Our School Project

A Project by Second Grade Students at Strathcona Christian Academy, Alberta, Canada

Length of project: 8 weeks
Teachers:  Karen Schellert Wilson, Brenda Adams

Phase One—Beginning the Project

The classroom teacher and consultant chose the topic of Our School for a project because it coordinated with the community topic in the social studies curriculum and would be interesting for the children. The focus of the topic was the building complex. This focus enabled the students to explore how the school and the church worked together on the same site. The teachers brainstormed ideas with the students. They began by showing the children a picture of the building complex. Students discussed what they knew about the building itself, the happenings there, the people, the work, and the activities. Each student was given a photocopy and invited to write word labels and to discuss their idea with a partner.

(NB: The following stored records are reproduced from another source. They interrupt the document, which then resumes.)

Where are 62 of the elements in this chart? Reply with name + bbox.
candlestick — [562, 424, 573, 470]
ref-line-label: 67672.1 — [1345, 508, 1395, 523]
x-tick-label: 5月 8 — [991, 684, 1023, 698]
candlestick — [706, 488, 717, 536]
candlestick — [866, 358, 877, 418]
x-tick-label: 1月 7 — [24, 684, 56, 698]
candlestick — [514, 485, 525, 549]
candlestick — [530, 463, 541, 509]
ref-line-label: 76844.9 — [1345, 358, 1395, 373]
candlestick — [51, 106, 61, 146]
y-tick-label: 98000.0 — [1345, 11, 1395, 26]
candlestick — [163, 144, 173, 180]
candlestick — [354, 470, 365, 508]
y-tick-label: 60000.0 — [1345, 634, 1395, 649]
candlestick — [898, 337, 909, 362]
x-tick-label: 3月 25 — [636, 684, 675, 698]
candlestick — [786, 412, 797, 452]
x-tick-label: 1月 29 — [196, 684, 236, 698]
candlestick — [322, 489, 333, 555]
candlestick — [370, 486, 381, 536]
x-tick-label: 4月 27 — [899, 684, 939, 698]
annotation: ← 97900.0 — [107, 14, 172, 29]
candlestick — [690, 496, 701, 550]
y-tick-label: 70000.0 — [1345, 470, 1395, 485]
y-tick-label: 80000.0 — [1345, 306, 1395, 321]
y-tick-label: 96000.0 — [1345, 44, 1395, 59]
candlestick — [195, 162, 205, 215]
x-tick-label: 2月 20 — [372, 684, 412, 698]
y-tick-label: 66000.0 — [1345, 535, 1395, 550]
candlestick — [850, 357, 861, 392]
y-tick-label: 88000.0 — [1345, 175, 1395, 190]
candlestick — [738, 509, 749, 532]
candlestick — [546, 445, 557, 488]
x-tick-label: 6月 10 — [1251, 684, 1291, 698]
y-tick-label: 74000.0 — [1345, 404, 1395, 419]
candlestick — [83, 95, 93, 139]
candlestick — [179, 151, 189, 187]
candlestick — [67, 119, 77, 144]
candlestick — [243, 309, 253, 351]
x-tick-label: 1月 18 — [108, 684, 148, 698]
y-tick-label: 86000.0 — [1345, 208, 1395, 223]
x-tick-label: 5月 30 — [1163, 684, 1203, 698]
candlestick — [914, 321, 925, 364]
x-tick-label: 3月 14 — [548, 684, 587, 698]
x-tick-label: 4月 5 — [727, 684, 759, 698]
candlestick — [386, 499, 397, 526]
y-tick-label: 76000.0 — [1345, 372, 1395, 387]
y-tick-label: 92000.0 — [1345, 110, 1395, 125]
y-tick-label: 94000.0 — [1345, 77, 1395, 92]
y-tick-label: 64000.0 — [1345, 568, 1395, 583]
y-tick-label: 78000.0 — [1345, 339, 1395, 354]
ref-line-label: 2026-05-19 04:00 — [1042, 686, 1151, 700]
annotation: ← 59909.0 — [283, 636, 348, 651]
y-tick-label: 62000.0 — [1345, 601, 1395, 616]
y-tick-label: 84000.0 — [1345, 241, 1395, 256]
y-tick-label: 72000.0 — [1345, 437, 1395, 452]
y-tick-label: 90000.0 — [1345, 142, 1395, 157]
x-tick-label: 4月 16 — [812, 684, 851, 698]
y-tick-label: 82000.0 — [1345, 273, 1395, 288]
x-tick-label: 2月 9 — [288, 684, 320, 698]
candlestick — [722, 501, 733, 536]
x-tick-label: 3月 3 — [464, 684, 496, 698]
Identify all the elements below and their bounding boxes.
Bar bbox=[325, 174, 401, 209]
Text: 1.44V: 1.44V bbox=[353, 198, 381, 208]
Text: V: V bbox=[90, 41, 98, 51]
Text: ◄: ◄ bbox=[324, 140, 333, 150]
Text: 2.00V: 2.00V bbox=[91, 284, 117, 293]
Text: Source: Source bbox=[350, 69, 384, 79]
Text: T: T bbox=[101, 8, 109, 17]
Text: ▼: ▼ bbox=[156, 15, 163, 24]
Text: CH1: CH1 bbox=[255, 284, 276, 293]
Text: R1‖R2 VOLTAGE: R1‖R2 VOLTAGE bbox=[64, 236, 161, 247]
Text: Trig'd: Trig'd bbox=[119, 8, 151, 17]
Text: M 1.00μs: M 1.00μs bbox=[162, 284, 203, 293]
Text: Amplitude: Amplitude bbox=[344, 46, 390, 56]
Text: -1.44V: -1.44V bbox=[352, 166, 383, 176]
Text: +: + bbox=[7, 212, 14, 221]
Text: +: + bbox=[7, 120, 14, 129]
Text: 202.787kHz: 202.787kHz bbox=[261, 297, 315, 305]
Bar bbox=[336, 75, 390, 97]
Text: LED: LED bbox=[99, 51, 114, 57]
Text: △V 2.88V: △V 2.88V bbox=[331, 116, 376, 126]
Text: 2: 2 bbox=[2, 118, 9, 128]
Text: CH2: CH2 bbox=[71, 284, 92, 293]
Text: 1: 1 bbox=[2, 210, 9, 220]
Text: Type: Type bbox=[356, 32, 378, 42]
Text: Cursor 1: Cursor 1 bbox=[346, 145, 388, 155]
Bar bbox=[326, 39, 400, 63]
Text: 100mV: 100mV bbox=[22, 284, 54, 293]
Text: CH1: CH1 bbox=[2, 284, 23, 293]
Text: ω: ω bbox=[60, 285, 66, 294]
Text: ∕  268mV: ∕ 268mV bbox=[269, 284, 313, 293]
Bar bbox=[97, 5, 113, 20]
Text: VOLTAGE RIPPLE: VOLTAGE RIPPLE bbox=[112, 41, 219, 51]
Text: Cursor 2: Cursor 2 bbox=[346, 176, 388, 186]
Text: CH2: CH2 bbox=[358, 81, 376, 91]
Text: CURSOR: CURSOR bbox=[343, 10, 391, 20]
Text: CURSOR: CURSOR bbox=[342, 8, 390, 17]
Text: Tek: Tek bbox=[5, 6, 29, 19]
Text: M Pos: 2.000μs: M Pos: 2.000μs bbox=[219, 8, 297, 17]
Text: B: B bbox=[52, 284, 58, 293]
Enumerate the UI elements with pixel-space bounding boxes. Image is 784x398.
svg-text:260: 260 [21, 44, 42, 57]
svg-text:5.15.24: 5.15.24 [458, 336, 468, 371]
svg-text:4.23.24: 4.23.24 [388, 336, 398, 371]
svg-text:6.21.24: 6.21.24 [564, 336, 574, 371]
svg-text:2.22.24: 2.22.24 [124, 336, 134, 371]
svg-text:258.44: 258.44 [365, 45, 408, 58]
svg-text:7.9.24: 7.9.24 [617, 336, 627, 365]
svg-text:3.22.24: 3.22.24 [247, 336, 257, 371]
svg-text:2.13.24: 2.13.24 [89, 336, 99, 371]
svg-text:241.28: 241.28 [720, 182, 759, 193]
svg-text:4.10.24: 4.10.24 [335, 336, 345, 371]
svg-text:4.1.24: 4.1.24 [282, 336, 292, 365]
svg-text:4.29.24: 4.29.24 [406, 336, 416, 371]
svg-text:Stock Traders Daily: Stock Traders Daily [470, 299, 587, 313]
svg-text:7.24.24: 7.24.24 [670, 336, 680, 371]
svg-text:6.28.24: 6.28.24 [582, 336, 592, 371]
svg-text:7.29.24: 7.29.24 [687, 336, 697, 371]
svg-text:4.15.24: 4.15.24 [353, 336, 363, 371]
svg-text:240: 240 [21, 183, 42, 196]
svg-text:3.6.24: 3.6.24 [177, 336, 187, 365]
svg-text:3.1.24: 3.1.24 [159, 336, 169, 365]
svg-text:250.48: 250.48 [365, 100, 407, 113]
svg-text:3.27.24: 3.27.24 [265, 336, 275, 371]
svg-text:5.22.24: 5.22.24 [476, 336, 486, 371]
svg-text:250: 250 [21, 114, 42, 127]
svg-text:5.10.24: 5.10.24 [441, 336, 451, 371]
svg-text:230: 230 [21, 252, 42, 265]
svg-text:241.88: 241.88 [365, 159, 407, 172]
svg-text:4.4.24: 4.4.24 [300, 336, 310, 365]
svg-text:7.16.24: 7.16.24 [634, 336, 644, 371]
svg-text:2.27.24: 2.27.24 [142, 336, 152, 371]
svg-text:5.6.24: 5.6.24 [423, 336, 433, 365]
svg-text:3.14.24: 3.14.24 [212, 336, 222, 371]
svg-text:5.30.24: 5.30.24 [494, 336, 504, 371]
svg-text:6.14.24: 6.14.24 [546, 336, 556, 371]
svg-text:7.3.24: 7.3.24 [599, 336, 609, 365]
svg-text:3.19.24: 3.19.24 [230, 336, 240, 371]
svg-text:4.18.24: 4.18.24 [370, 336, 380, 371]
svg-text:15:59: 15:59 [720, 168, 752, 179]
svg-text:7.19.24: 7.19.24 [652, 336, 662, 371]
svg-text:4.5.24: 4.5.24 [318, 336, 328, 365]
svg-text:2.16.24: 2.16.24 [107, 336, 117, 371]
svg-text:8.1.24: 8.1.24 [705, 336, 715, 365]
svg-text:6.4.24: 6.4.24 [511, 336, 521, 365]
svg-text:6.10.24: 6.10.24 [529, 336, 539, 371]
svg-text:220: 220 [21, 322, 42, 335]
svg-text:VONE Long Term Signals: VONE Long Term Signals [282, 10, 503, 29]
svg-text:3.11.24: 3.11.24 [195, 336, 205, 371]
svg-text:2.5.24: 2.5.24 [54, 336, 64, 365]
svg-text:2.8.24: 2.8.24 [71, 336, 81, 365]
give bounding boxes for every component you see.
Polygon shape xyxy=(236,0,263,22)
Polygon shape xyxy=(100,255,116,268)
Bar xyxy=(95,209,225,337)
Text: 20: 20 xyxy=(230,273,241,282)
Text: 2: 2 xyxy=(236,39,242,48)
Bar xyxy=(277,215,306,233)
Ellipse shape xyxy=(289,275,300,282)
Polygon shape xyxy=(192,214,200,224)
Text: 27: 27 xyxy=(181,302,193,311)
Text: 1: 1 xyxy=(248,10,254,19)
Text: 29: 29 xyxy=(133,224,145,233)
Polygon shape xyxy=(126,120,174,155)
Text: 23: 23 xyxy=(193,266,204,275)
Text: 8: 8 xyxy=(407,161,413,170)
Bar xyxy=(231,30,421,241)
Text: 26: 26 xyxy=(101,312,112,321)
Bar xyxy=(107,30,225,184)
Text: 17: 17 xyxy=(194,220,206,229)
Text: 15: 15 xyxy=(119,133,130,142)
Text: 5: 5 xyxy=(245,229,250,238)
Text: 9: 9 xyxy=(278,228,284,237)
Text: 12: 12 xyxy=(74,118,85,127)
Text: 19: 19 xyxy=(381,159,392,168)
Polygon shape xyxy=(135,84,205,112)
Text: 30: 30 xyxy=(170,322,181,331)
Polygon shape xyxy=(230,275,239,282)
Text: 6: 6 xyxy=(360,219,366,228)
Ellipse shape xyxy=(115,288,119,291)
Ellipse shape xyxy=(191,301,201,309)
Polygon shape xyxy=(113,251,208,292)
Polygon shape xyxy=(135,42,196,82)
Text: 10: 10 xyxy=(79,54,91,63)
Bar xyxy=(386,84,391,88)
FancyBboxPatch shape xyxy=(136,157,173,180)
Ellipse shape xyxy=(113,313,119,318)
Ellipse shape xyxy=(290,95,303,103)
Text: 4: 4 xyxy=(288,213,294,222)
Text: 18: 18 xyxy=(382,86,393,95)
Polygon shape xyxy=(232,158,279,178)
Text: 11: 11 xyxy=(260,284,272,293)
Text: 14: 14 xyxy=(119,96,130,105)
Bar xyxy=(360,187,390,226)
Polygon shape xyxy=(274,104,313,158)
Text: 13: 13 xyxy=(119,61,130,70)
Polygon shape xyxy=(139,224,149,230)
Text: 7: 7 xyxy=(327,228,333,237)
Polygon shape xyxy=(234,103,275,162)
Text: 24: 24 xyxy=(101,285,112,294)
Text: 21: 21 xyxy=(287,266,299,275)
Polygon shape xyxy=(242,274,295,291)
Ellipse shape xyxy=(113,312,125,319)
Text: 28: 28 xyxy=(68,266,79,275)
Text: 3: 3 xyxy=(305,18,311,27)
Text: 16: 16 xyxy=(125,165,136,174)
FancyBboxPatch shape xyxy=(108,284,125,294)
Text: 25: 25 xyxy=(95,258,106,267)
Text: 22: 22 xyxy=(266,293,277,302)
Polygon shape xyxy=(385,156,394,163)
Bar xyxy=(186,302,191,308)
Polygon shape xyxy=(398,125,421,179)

They were also invited to write about happenings, people or parts of the building. We asked children to draw, paint, and survey others in the class to build a display of our experiences of the building. They made a graph to represent the people they knew who went only to the school, both school and church, and only to church. They shared their knowledge of people in the building who might be able to help them learn more.

Phase Two—Developing the Project

In the second phase of the project, the children discovered many things about the building which they had not known before. They interviewed the principal, the secretary, the custodian, and the business manager. The children explored the building itself, measuring and counting and doing observational drawings. They made field sketches and took field notes, learning about the jobs done by different people in the building. The children collected data about the buses, the office equipment, and the history of the school/church complex. They collected data by recording, surveying, questioning, and discussing. They represented their findings in stories, drawings, paintings, collages, models, dioramas, maps, time-lines, models and diagrams. Individual children found interesting tasks to work on for several days. For example, one child became interested in a scrap book of newspaper clippings collected over the past ten years. She chose some of the most interesting events and compiled information to display in a time-line to show the history of the building over the ten years since its construction.

Phase Three—Concluding the Project

The work was collected and summarized in a class newspaper in the third phase of the project. Copies of the newspaper were given to all the people who had been interviewed. The parents were very interested in the newspaper and wanted to purchase multiple copies for other family members. T'he children wrote stories and poetry to extend and personalize their learning. This work was collected in class books and displayed on the class bulletin boards. The students also a made a class presentation to parents and to children from another classroom.


Several parents worked in the church/school complex. These parents were very helpful and interested in the children's research. The teachers were surprised how involved the children became in developing their work and extending it to make it more interesting and more challenging. Before the end of their first project these children were suggesting to the teachers how they could go further in their work. The children were also delighted with the interest shown by other adults and children in the building in what they were doing in their project.